Ich bin etwas nervös angesichts der bevorstehenden Begegnung. Ich meine, was sagt man denn zu seiner Mutter nach zwanzig Jahren? Wir sind uns doch vollkommen fremd. Ich bestelle noch einen Kaffee, nur um das irgendwie heraus zu zögern. Bill guckt mich an. Ich schätze, dass er ungefähr das Alter meiner Mutter hat.
‘Ich denke, deine Mutter freut sich bestimmt sehr, dich zu sehen,’ sagt er und lächelt mir zu. Ein wenig Ermutigung tut mir gut.
Wie würde ich an ihrer Stelle fühlen? Schwer zu sagen, da ich keine Kinder habe und ohne konkrete Aussicht auf einen Staszek oder einen Herrn Pohlmann, wird sich das wohl auch eher nicht ergeben.
‘Ich hoffe mal,’ antworte ich ihm, ‘denn sonst bin ich ganz schön weit für gar nichts gekommen.’
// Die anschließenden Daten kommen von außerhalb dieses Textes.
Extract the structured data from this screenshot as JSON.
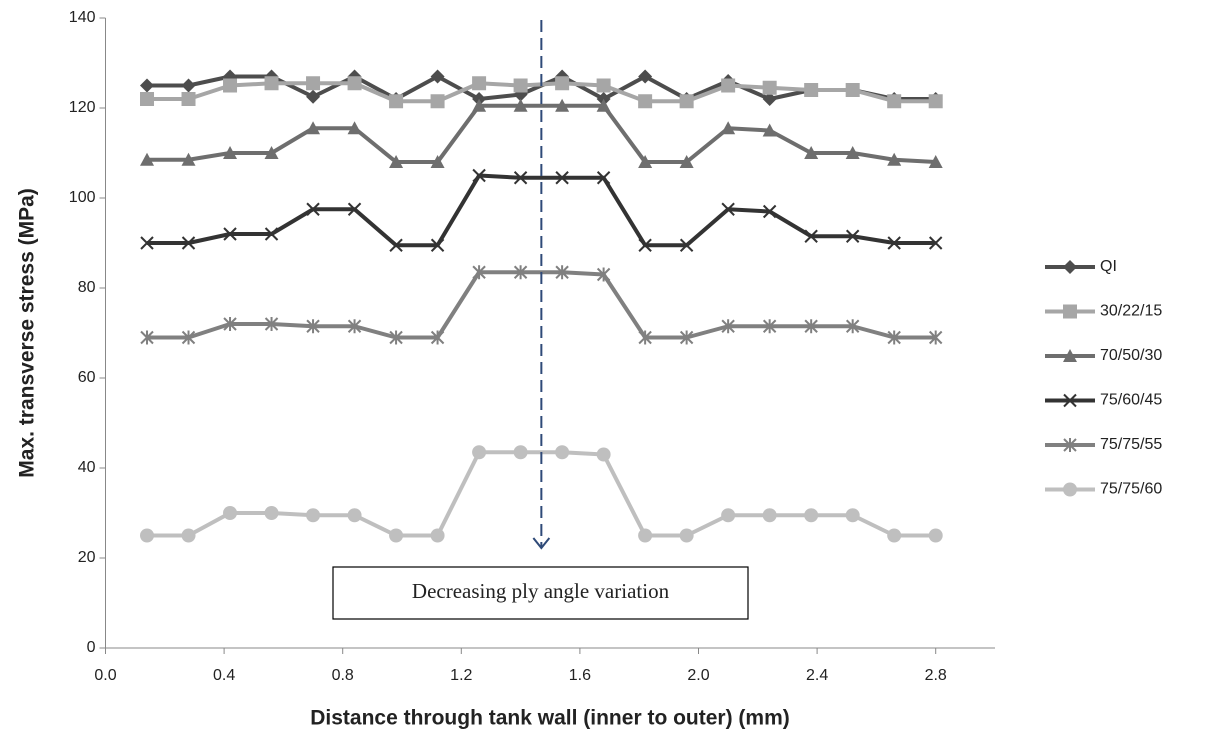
{
  "chart_data": {
    "type": "line",
    "x_label": "Distance through tank wall (inner to outer) (mm)",
    "y_label": "Max. transverse stress (MPa)",
    "annotation": "Decreasing ply angle variation",
    "annotation_arrow_x": 1.47,
    "x": [
      0.14,
      0.28,
      0.42,
      0.56,
      0.7,
      0.84,
      0.98,
      1.12,
      1.26,
      1.4,
      1.54,
      1.68,
      1.82,
      1.96,
      2.1,
      2.24,
      2.38,
      2.52,
      2.66,
      2.8
    ],
    "xlim": [
      0,
      3
    ],
    "xticks": [
      {
        "value": 0,
        "label": "0.0"
      },
      0.4,
      0.8,
      1.2,
      1.6,
      {
        "value": 2,
        "label": "2.0"
      },
      2.4,
      2.8
    ],
    "ylim": [
      0,
      140
    ],
    "yticks": [
      0,
      20,
      40,
      60,
      80,
      100,
      120,
      140
    ],
    "grid": false,
    "legend": "right",
    "series": [
      {
        "name": "QI",
        "color": "#4d4d4d",
        "marker": "diamond",
        "values": [
          125,
          125,
          127,
          127,
          122.5,
          127,
          122,
          127,
          122,
          123,
          127,
          122,
          127,
          122,
          126,
          122,
          124,
          124,
          122,
          122
        ]
      },
      {
        "name": "30/22/15",
        "color": "#a6a6a6",
        "marker": "square",
        "values": [
          122,
          122,
          125,
          125.5,
          125.5,
          125.5,
          121.5,
          121.5,
          125.5,
          125,
          125.5,
          125,
          121.5,
          121.5,
          125,
          124.5,
          124,
          124,
          121.5,
          121.5
        ]
      },
      {
        "name": "70/50/30",
        "color": "#6e6e6e",
        "marker": "triangle",
        "values": [
          108.5,
          108.5,
          110,
          110,
          115.5,
          115.5,
          108,
          108,
          120.5,
          120.5,
          120.5,
          120.5,
          108,
          108,
          115.5,
          115,
          110,
          110,
          108.5,
          108
        ]
      },
      {
        "name": "75/60/45",
        "color": "#333333",
        "marker": "cross",
        "values": [
          90,
          90,
          92,
          92,
          97.5,
          97.5,
          89.5,
          89.5,
          105,
          104.5,
          104.5,
          104.5,
          89.5,
          89.5,
          97.5,
          97,
          91.5,
          91.5,
          90,
          90
        ]
      },
      {
        "name": "75/75/55",
        "color": "#808080",
        "marker": "star",
        "values": [
          69,
          69,
          72,
          72,
          71.5,
          71.5,
          69,
          69,
          83.5,
          83.5,
          83.5,
          83,
          69,
          69,
          71.5,
          71.5,
          71.5,
          71.5,
          69,
          69
        ]
      },
      {
        "name": "75/75/60",
        "color": "#bfbfbf",
        "marker": "circle",
        "values": [
          25,
          25,
          30,
          30,
          29.5,
          29.5,
          25,
          25,
          43.5,
          43.5,
          43.5,
          43,
          25,
          25,
          29.5,
          29.5,
          29.5,
          29.5,
          25,
          25
        ]
      }
    ]
  }
}
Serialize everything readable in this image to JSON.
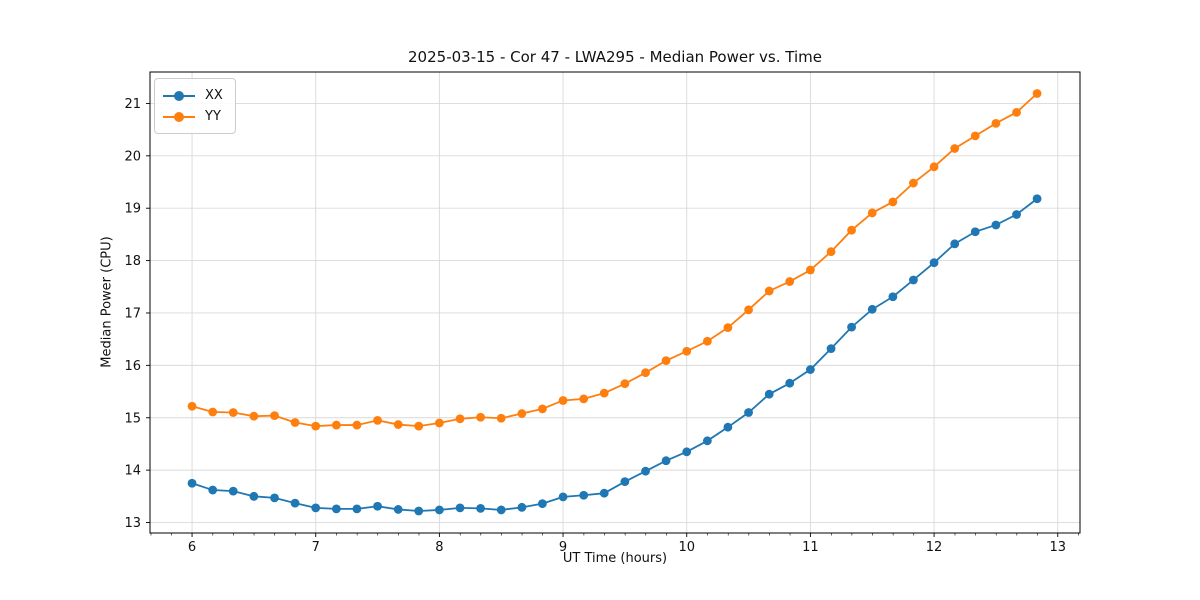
{
  "figure": {
    "background_color": "#ffffff",
    "text_color": "#111111",
    "grid_color": "#d9d9d9"
  },
  "chart_data": {
    "type": "line",
    "title": "2025-03-15 - Cor 47 - LWA295 - Median Power vs. Time",
    "xlabel": "UT Time (hours)",
    "ylabel": "Median Power (CPU)",
    "xlim": [
      5.66,
      13.18
    ],
    "ylim": [
      12.8,
      21.6
    ],
    "xticks": [
      6,
      7,
      8,
      9,
      10,
      11,
      12,
      13
    ],
    "yticks": [
      13,
      14,
      15,
      16,
      17,
      18,
      19,
      20,
      21
    ],
    "x_minor_tick_step": 0.1667,
    "grid": true,
    "legend_position": "upper-left",
    "marker": "o",
    "x": [
      6,
      6.167,
      6.333,
      6.5,
      6.667,
      6.833,
      7,
      7.167,
      7.333,
      7.5,
      7.667,
      7.833,
      8,
      8.167,
      8.333,
      8.5,
      8.667,
      8.833,
      9,
      9.167,
      9.333,
      9.5,
      9.667,
      9.833,
      10,
      10.167,
      10.333,
      10.5,
      10.667,
      10.833,
      11,
      11.167,
      11.333,
      11.5,
      11.667,
      11.833,
      12,
      12.167,
      12.333,
      12.5,
      12.667,
      12.833
    ],
    "series": [
      {
        "name": "XX",
        "color": "#1f77b4",
        "values": [
          13.75,
          13.62,
          13.6,
          13.5,
          13.47,
          13.37,
          13.28,
          13.26,
          13.26,
          13.31,
          13.25,
          13.22,
          13.24,
          13.28,
          13.27,
          13.24,
          13.29,
          13.36,
          13.49,
          13.52,
          13.56,
          13.78,
          13.98,
          14.18,
          14.35,
          14.56,
          14.82,
          15.1,
          15.45,
          15.66,
          15.92,
          16.32,
          16.73,
          17.07,
          17.31,
          17.63,
          17.96,
          18.32,
          18.55,
          18.68,
          18.88,
          19.18
        ]
      },
      {
        "name": "YY",
        "color": "#ff7f0e",
        "values": [
          15.22,
          15.11,
          15.1,
          15.03,
          15.04,
          14.91,
          14.84,
          14.86,
          14.86,
          14.95,
          14.87,
          14.84,
          14.9,
          14.98,
          15.01,
          14.99,
          15.08,
          15.17,
          15.33,
          15.36,
          15.47,
          15.65,
          15.86,
          16.09,
          16.27,
          16.46,
          16.72,
          17.06,
          17.42,
          17.6,
          17.82,
          18.17,
          18.58,
          18.91,
          19.12,
          19.48,
          19.79,
          20.14,
          20.38,
          20.62,
          20.83,
          21.19
        ]
      }
    ]
  }
}
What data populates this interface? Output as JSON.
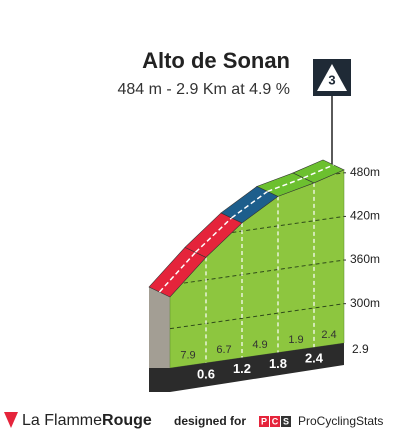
{
  "chart_data": {
    "type": "climb-profile",
    "title": "Alto de Sonan",
    "subtitle": "484 m - 2.9 Km at 4.9 %",
    "category": "3",
    "summit_altitude": 484,
    "distances": [
      0.6,
      1.2,
      1.8,
      2.4,
      2.9
    ],
    "gradients": [
      7.9,
      6.7,
      4.9,
      1.9,
      2.4
    ],
    "colors": [
      "#e5243b",
      "#e5243b",
      "#1d5e8c",
      "#6cc02f",
      "#6cc02f"
    ],
    "face_color": "#8dc63f",
    "xlim": [
      0,
      2.9
    ],
    "yticks": [
      {
        "value": 300,
        "label": "300m"
      },
      {
        "value": 360,
        "label": "360m"
      },
      {
        "value": 420,
        "label": "420m"
      },
      {
        "value": 480,
        "label": "480m"
      }
    ]
  },
  "footer": {
    "brand": "La Flamme",
    "brand_bold": "Rouge",
    "designed_for": "designed for",
    "pcs_letters": [
      "P",
      "C",
      "S"
    ],
    "pcs_name": "ProCyclingStats"
  }
}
Bill hat den Winnebago direkt vor einem kleinen Einfamilienhäuschen in einem der Vororte geparkt. Ich checke noch einmal, dass wir die richtige Hausnummer haben. Das Haus selber sieht recht gepflegt aus, gut bürgerlich würde man in Deutschland sagen. Das hier ist wohl das Äquivalent zu dem, wo Heiko mit seiner Mutter wohnt. Wir steigen alle aus, ich gehe zur Tür und drücke auf den Klingelknopf und warte. Ich drehe mich zu den anderen um, die auf dem Bürgersteig stehen. Ich klingele noch einmal. Da höre ich drinnen Schritte und die Stimme einer Frau, die ‘Coming!’ ruft. Die Tür geht auf und ich stehe meiner Mutter gegenüber. Wir gucken uns an, keine sagt etwas.
‘Maggie?’ fragt sie. Ich nicke. Sie nimmt mich in den Arm. Darauf habe ich zwanzig Jahre gewartet.
‘Sind das deine Freunde?’ fragt sie.
‘Ja, das sind Britta und Heiko aus H. und Bill, den haben wir in New York kennengelernt.’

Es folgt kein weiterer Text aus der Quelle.